Russia and Ukraine under Yanukovych shared a single form of government – rule by a criminal oligarchy. This is why the anti-criminal revolution that overthrew Ukrainian president Viktor Yanukovych is a precedent that is perfectly applicable to Putin’s Russia. It is also the reason why, from the Russian regime’s point of view, the Ukrainian revolution must be stopped at all costs. …

In 2011 and 2012, Moscow witnessed the biggest protests since the fall of the Soviet Union over the falsification of elections and Putin’s decision to run for a third term as president. The protests eventually fizzled but, given the worsening economic situation, they could be reignited.

Remnick highlights the expanding crackdown within Russia:

At the same time that he is planning his vengeful military operation against the new Ukrainian leadership, he has been cracking down harder on his opponents in Moscow. Alexey Navalny, who is best known for his well-publicized investigations into state corruption and for his role in anti-Kremlin demonstrations two years ago, has now been placed under house arrest. Navalny, who won twenty-seven per cent of the vote in a recent Moscow mayoral ballot, is barred from using the Internet, his principal means of communication and dissidence. The period of Olympic mercy has come to an end.
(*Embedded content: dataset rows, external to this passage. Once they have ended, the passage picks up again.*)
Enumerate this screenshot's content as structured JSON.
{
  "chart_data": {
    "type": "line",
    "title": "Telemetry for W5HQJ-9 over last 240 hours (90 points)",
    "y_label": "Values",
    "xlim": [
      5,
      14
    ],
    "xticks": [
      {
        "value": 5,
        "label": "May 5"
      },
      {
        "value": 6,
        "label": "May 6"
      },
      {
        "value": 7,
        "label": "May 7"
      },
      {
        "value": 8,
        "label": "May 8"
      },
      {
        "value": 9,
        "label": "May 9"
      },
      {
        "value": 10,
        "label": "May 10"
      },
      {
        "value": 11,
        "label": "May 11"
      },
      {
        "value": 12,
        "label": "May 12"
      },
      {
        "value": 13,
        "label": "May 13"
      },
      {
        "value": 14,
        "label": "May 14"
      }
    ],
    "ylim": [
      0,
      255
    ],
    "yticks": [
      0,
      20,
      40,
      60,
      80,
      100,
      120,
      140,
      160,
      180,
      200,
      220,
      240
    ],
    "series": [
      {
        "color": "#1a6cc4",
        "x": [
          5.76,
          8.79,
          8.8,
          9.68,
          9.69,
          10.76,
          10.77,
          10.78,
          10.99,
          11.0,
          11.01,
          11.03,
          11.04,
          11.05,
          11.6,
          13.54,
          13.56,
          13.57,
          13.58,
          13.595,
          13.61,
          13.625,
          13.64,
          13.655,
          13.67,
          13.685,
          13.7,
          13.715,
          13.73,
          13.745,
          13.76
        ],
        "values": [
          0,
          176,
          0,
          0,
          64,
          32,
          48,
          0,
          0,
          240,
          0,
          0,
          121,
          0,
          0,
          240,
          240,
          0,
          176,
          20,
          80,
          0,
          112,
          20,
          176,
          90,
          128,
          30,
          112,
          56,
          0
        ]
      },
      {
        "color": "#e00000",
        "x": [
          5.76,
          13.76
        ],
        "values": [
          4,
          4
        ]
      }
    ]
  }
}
He sees a grim future for Ukraine:

These next days and weeks in Ukraine are bound to be frightening, and worse. There is not only the threat of widening Russian military force. The new Ukrainian leadership is worse than weak. It is unstable. It faces the burden of legitimacy. Yanukovych was spectacularly corrupt, and he opened fire on his own people. He was also elected to his office and brought low by an uprising, not the ballot; he made that point on Friday, in a press conference in Rostov on Don, in Russia, saying that he had never really been deposed. Ukraine has already experienced revolutionary disappointment. The Orange Revolution, in 2004, failed to establish stable democratic institutions and economic justice. This is one reason that Yulia Tymoshenko, the former Prime Minister, newly released from prison, is not likely the future of Ukraine. How can Ukraine possibly move quickly to national elections, as it must to resolve the issue of legitimacy, while another country has troops on its territory?